The short answer is yes, I did try co-sleeping. I co-slept with my two older children and everyone was miserable. It took me months to get them to fall asleep without touching me, and I still sometimes have to snuggle them to sleep. I didn't want to repeat that ineffective process with my youngest.
"Don’t You Love Your Baby?"
How does one respond to such a ridiculous question? Of course I love my baby. I love him so much that I want us both to get the sleep we need sleep to function and be healthy.
"I Could Never Listen To My Baby Cry"
Yeah, I get it. I can't either. It's horrible for my anxiety. It feels like a part of me dies every time he's sad. Which is one reason why I let my husband handle sleep training. It's temporary, and after you get past the hurdle, it's amazing.
People called me selfish for sleep training, and honestly, if wanting to get enough sleep to stay upright is selfish, then I'm selfish as hell. The thing is, moms get to be selfish. It doesn't mean they are bad moms, it just means that sometimes it's necessary for them to address their own needs first so they can be the best parents possible.
"They Are Only Little Once"
After having three babies, I am acutely aware of the fact that kids grow up way too fast. That doesn't mean that I have to spend their early years sleep-deprived and exhausted when it's totally not necessary. I shouldn't be made to feel guilty about wanting everyone to get some sleep, including me and my babies.
The people who say this have clearly never tried sleep training, because, honestly, it's one of the hardest things I have ever done.
"I Tried Sleep Training And It Was Horrible"

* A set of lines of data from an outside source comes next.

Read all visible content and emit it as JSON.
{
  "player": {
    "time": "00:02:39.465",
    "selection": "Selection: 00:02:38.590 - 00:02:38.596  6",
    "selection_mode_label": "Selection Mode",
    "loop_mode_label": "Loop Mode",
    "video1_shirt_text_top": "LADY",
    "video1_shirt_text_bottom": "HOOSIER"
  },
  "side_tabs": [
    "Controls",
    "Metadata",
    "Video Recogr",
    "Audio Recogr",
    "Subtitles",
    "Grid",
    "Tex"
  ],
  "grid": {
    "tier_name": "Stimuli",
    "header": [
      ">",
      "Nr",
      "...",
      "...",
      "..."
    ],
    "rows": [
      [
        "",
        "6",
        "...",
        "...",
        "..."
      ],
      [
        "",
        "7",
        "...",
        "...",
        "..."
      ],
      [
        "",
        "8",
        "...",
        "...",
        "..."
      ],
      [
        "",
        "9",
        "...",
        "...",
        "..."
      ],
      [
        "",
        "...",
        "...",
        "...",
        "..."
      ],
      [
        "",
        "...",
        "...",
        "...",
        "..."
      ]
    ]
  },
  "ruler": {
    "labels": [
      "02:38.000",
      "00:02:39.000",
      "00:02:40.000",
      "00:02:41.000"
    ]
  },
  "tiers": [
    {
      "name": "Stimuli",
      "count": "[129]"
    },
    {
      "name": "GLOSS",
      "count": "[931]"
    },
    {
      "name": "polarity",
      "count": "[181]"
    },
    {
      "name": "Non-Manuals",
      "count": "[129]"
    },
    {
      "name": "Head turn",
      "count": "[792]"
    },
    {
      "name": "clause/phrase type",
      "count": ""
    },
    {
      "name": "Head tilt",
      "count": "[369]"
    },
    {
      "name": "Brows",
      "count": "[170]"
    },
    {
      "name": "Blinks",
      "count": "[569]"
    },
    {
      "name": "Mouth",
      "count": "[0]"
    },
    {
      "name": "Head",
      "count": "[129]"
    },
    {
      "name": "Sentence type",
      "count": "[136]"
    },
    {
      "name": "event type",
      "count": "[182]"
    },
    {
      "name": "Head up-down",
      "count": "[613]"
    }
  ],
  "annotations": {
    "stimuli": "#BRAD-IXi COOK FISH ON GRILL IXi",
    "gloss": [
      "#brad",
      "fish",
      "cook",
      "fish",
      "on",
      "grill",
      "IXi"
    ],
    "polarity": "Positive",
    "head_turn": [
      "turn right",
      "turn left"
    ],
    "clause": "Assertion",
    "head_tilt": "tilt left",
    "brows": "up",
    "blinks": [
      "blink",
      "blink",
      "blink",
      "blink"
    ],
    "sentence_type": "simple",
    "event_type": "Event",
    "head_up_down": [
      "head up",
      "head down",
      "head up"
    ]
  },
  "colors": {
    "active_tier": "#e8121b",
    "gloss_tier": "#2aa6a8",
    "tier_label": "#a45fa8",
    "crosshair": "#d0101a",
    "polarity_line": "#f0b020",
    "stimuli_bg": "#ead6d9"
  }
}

Yeah, I thought so, too. Hearing my baby cry was awful for my anxiety. I hated it. It actually wasn't until I had my husband take over sleep training duties that it worked. But as a result of our collective hard work, both of us can just set him down in his crib and he falls asleep. He just needed to learn how. I'm not saying that it's right for everyone, but it was right for us.
Some of my friends will talk at great length about how cruel it is to let a baby cry for even a moment without picking them up. But that is part of parenthood. We have to do a ton of other things babies don't necessarily like, including but certainly not limited to: diaper changes, baths, and vaccinations. We do these things, as a parents, because they are necessary. And for my baby and my family, sleep training was necessary, too.